Bid for Pitsea flats submitted to Basildon Council

A bid for eight apartment blocks in Pitsea reaching up to eight storeys tall and containing hundreds of flats has been launched.

Basildon Borough Council validated an application by K E Kent Transport and Storage for 217 one-three bedroom flats on April 13.

The proposals would redevelop the land north of Terminus Drive, a nearly-two Hectare disused brownfield site next to Pitsea Railway Station.

According to a design and access statement submitted alongside the proposals, the site is also bordered by a waste management site and the A13.

A section reads: “The aspiration of the proposal is to redevelop this 1.94ha brownfield site with an outstanding proposal of a new residential quarter with 217 new apartments providing high quality living experience both through the design of the apartments and the external environment. Environmental consideration and sustainability to be at the forefront of the design.”

According to the statement, the five tallest blocks, three reaching eight storeys and two reaching five storeys, are planned to be built along the edge of the A13. Three smaller blocks of four-five storeys would be built nearer the station.

This is to reduce the visual impact on background views from Cromwell Manor, a nearby Grade II listed building, the statement continues.
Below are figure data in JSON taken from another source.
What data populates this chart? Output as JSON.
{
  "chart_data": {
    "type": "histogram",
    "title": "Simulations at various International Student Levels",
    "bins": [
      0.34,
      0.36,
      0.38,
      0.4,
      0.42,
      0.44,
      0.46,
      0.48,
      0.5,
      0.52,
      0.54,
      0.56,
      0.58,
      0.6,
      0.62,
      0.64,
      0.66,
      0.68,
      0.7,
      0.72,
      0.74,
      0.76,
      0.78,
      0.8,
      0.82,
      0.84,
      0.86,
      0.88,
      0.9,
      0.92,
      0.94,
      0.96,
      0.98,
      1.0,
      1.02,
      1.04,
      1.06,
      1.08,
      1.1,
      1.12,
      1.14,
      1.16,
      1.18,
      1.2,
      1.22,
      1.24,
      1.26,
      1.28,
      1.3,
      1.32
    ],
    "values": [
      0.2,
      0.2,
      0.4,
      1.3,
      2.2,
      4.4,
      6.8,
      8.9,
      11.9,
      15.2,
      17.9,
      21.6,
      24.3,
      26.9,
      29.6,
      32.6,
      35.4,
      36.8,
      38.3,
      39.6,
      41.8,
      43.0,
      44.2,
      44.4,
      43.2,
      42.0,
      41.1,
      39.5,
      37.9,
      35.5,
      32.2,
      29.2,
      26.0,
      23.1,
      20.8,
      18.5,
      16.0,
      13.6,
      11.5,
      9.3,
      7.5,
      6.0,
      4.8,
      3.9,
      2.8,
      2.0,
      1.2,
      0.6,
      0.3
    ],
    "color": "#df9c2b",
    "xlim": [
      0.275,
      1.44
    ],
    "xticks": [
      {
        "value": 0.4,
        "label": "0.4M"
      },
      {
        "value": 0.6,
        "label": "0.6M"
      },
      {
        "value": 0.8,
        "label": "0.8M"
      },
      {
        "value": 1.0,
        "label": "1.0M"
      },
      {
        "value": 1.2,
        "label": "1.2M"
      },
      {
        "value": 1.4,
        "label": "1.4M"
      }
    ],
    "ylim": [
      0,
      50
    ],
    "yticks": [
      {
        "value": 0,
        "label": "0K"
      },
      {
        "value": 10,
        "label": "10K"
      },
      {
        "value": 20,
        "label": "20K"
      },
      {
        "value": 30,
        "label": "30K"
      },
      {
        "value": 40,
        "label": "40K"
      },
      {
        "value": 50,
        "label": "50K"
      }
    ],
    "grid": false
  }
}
All of the flats would meet or exceed national space standards. Out of the proposed 217 apartments, 68 are proposed as affordable and 149 as private sale.

A 6m noise barrier is being proposed along the southern border near the waste management site, along with planting to soften its visual appearance. Similarly, an access road with car parking spaces will be used to create an 18m buffer between the flats and the A13 flyover.

All of the buildings would be oriented to east and west with no windows facing south or north. According to the statement, this is to ensure good quality views in both directions and to enable cross ventilation.

This is a single application is for full planning permission, rather than being split into an outline and reserved matters stages.